Peking – Bei Volkswagen, Audi, BMW und Tesla in China stehen Werke still. Zig Millionen Menschen dürfen ihre Wohnungen nicht verlassen. Der Corona-Lockdown in Shanghai bremst den Umschlag im größten Hafen der Welt. Schon die Lastwagen fehlen. Der Frachtverkehr im größten Produktionsland der Erde geht spürbar zurück. „Wenn China einen Schluckauf bekommt, haben wir alle eine schwere Erkältung anderswo in der Welt der Lieferketten“, warnt der Vorsitzende der Europäischen Handelskammer in China, Jörg Wuttke.

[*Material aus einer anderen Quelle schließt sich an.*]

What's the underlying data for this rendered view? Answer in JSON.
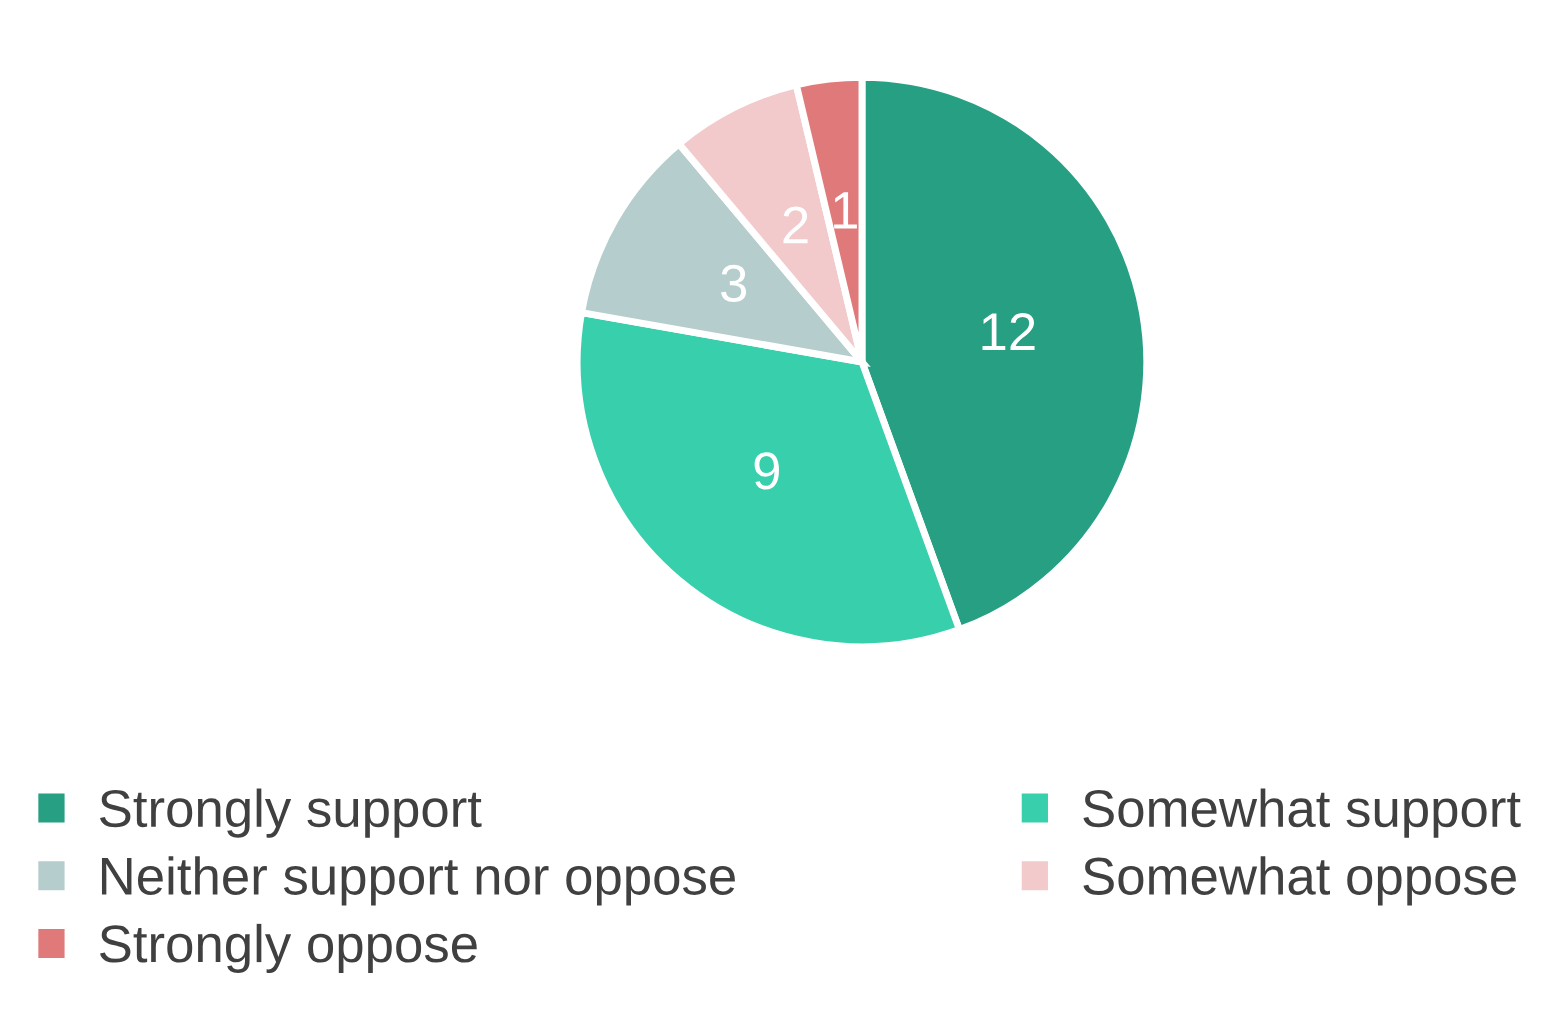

China trage zu einem Viertel des globalen Wachstums bei. Jedes Produkt habe „etwas von China“ in sich. „Wenn Chinas Lieferketten einen Schlag abbekommen, wirkt sich das sicher auf Verfügbarkeit, Preise, Auswahl und so weiter aus“, sagt Wuttke. „China ist wichtig.“ Er fürchtet, dass die zweitgrößte Volkswirtschaft jetzt mit ihrer schlimmsten Corona-Welle seit Pandemie-Beginn vor zwei Jahren zurückfällt, während der Rest der Welt zur Normalität aufbricht.
Seit dem traumatischen Ausbruch in Wuhan in Zentralchina, wo Ende 2019 die ersten Infektionen entdeckt wurden, verfolgt China recht erfolgreich eine strikte Null-Covid-Strategie. Mit Ausgangssperren, Massentests, Kontaktverfolgung und Zwangsquarantäne konnte das Virus eingefangen werden, sodass Alltag und Wirtschaft normal liefen. Aber mit der Ankunft von Omikron und der sich schnell verbreitenden BA.2-Variante wird die „Null-Toleranz“ auf eine harte Probe gestellt.
Shanghai, das 26 Millionen Einwohner zählende Wirtschafts- und Finanzzentrum Chinas, gleicht einer „Geisterstadt“. Zwar wird beteuert, der Hafenbetrieb laufe „normal“, aber Unternehmen schätzen den Rückgang des Umschlags auf 40 Prozent. Auch wenn der benachbarte Hafen in Ningbo einen Teil auffängt, dürften es noch minus 15 bis 20 Prozent sein. Das Nadelöhr ist vor allem an Land: Lastwagenfahrer wollen nicht nach Shanghai fahren. Sie brauchen Genehmigungen, müssen Corona-Tests machen und fürchten Quarantäne bei der Rückkehr.
Landesweit gibt es Transportprobleme. „Die Versorgung über Provinzgrenzen hinweg ist sehr schwierig“, berichtet Christoph Schrempp von der EU-Kammervertretung in Tianjin. „Lastwagen werden nicht reingelassen, oder Fahrer müssen gewechselt werden.“ Der tägliche Firmenbetrieb werde „im Wesentlichen unplanbar und unvorhersehbar“. 40 Prozent der deutschen Unternehmen in China berichten, dass ihre Beschaffungsketten unterbrochen oder schwer gestört sind. Der Exportweg nach Europa ist für ein Drittel stark betroffen oder ganz abgerissen. Auch 86 Prozent der amerikanischen Hersteller in China berichten von Störungen ihrer Zulieferketten.
Die Null-Covid-Politik „hat uns in der Vergangenheit sicher gehalten“, räumt der für Südchina zuständige EU-Wirtschaftsvertreter Klaus Zenkel ein. „Die gleiche Politik würgt uns jetzt die Luft ab.“ Doch ein Strategiewechsel ist nicht in Sicht. Die Kosten wären auch hoch: Wollte China plötzlich wie andere Länder „mit dem Virus leben“, würde das unterentwickelte Gesundheitssystem zusammenbrechen. Es müsste mit zehntausenden oder hunderttausenden Toten gerechnet werden, je nach Schätzung. Chinesische Experten warnen vor einer „Katastrophe“ und einer „teuflischen Situation“.
„Chinas Festhalten an seiner bisherigen Covid-Strategie hat auch mit dem politischen Narrativ der chinesischen Führung zu tun, die Pandemie besser als andere Länder zu meistern“, sagt Max Zenglein vom China-Institut Merics in Berlin. Deswegen rechnen Beobachter nicht so schnell mit einer Kehrtwende.